Fortunately, Cheung illegally immigrates to Hong Kong for some demon killing before the thing can get ideas like possessing Kay, becoming president of Hong Kong and building a wall on the border to Mexico.

On the scale of Hong Kong horror, or rather supernatural comedy, Stanley Siu Ga-Wing’s and Norman Law Man’s Vampire Buster (which doesn’t actually feature a vampire, be it Chinese or Western style), lands somewhere in the middle of the quality scale. It certainly isn’t a Mr Vampire, but it also isn’t one of those films that randomly stitch together supposedly funny scenes that aren’t, rape jokes and crap wire fu and pretends it’s all in good fun.

Rather, this is an actual movie with an actual plot, generally consistent characterisation (most characters are of course comedically cowardly, whereas comrade Cheung is of course an overweight badass surrounded by idiots), decently funny jokes – at least as far as I can make out through cultural distance and pretty bad subtitles – and perfectly okay filmmaking.
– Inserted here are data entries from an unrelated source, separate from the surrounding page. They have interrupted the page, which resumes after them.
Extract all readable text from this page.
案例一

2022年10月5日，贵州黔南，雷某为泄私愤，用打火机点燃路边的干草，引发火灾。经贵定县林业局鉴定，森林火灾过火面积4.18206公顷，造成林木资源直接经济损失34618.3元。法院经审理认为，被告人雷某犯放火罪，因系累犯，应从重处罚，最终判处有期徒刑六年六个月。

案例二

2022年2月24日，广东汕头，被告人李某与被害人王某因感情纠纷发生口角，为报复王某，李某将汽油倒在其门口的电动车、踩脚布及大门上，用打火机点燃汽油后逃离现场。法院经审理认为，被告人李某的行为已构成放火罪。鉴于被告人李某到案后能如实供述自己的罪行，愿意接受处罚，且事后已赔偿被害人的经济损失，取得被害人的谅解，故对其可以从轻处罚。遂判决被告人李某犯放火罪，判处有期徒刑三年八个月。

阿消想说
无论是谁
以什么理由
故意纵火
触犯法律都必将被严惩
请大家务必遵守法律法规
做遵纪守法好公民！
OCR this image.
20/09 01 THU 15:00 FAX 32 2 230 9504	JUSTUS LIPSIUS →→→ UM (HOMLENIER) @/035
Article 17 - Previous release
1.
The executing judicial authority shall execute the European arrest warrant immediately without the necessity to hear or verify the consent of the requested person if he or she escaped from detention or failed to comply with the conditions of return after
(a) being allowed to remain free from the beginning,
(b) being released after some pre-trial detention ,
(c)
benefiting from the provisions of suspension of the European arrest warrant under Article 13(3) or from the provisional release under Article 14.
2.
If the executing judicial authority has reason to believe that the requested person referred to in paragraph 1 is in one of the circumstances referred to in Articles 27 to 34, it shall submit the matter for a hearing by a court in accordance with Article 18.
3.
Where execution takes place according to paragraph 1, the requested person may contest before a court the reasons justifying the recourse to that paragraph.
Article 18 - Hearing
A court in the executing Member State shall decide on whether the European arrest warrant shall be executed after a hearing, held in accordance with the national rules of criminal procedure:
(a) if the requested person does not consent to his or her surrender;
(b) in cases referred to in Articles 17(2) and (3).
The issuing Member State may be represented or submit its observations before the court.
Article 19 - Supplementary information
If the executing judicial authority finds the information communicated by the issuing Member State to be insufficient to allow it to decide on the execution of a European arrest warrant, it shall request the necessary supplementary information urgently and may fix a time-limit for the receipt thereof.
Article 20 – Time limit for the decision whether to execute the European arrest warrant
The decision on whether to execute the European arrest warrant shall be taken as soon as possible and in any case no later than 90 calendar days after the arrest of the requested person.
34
The last thirty minutes or so are even actually charming and fun, the film going through all the hallmarks of HK horror comedy and a bit of mild weird fu with genuine enthusiasm, providing lots and lots of blue light and dry ice fog while various people fly through the air, mystical glowing symbols are drawn on body parts, and various bodies are possessed by various spirits.